Atto di Restaurazione dello Stato di Lituania

L'Atto di Restaurazione dello Stato di Lituania o Atto dell'11 marzo (in lituano: Aktas dėl Lietuvos nepriklausomos valstybės atstatymo) fu l'atto adottato l'11 marzo 1990 dal Soviet Supremo Lituano con cui la RSS Lituana dichiarò la propria indipendenza dall'Unione Sovietica. La Lituania divenne dunque la prima Repubblica Sovietica a riconquistare la propria sovranità dall'URSS.

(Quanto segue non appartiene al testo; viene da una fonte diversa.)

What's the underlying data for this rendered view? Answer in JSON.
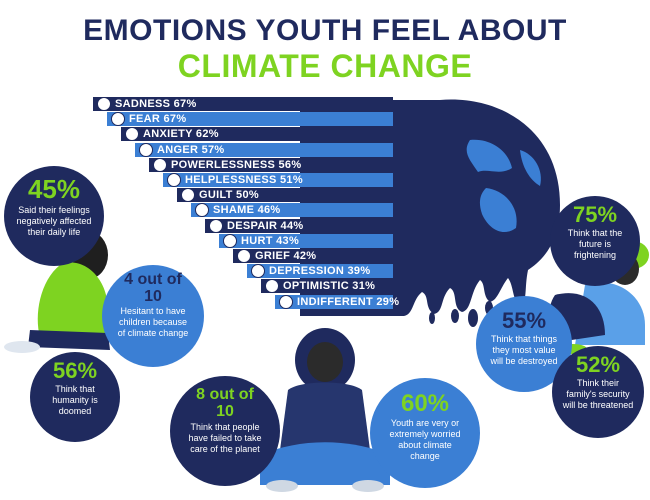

L'Atto di Restaurazione dello Stato di Lituania con la firma dei delegati e del Presidente del Soviet Supremo Lituano Landsbergis

ContestoModifica

 Lo stesso argomento in dettaglio: Storia della Lituania.

Nel 1988, nell'allora Repubblica Socialista Sovietica Lituana, Vytautas Landsbergis fondò il Sajudis, movimento politico di matrice nazionalista che aveva come obiettivo l'indipendenza del Paese. Con le riforme portate avanti da Gorbaciov attraverso la Perestrojka sì costituì un clima favorevole ad un sistema multipartitico; con le elezioni del Soviet Supremo lituano del 1990 i candidati nazionalisti appoggiati dal Sajudis vinsero nettamente, ottenendo 96 seggi su 141[1]. Si arrivò così alla sera dell'11 marzo 1990 in cui la nuova legislatura, con 124 voti a favore, emanò l'Atto di Restaurazione dello Stato di Lituania.